Growing ground cherries

By
Adrienne Brown

Plant this tart treat in your garden for summer garnishes and preserves



Don’t let the name fool you—ground cherries have very little in common with those juicy red treats whose blossoms inspire festivals. In fact they’re part of the nightshade family and are related to tomatillos and Chinese lanterns. Like those plants, ground cherries (Physalis peruviana) grow in a protective paper husk.

These marble-sized, orangey fruits have a unique flavour, which is sometimes described as tasting similar to anything from pineapple or cherry to kiwi and tomato. “It’s a unique-looking plant,” says Angus Mellish, seed manager at Veseys Seeds in P.E.I. “And they’re a very under-appreciated garden vegetable!”

Canadian seed companies tend to sell the Aunt Molly’s variety of ground cherries, which comes from Poland. It does well in cooler climates and matures faster than other varieties. Aunt Molly’s has a more citrusy flavour than the Cossack Pineapple variety, which tastes more like an actual pineapple. The Goldie variety will yield more ground cherries per plant, but takes longer than Aunt Molly’s to mature.

How to grow
If you’ve had success with tomatillos, you’ll have a good idea of how to grow ground cherries; they’re cultivated much the same way. You can start ground cherries from plants, but they’re not often easy to find in greenhouses.
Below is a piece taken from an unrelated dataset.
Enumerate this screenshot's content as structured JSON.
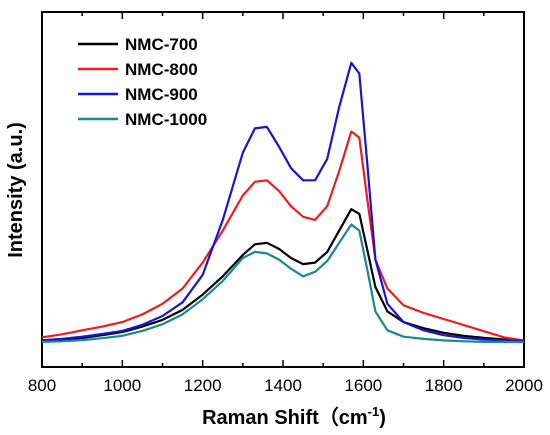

Starting from seed may be your best bet, but give your plants a good head start: Veseys’ growing guide suggests planting seeds indoors eight weeks prior to transplanting.

Give your ground cherries plenty of room to grow by spacing seedlings 24 to 36 inches apart after all risk of frost has passed.

Where to grow
Ground cherries can be grown in containers, but Mellish says they prefer to be right in the ground. Beware when planting in your garden, though: ground cherries will reseed themselves and can be hard to eliminate if you decide you no longer want to grow them.

If you’re short on space, a big pot on your deck will do, as long as the soil drains well and you keep your plant moist, fertilized and in a sunny location.

Mellish says although ground cherry plants will grow to the size of a tomato bush, they don’t need to be staked because they have strong stalks. Expect plants to grow to about 90 cm tall and have a wide spread.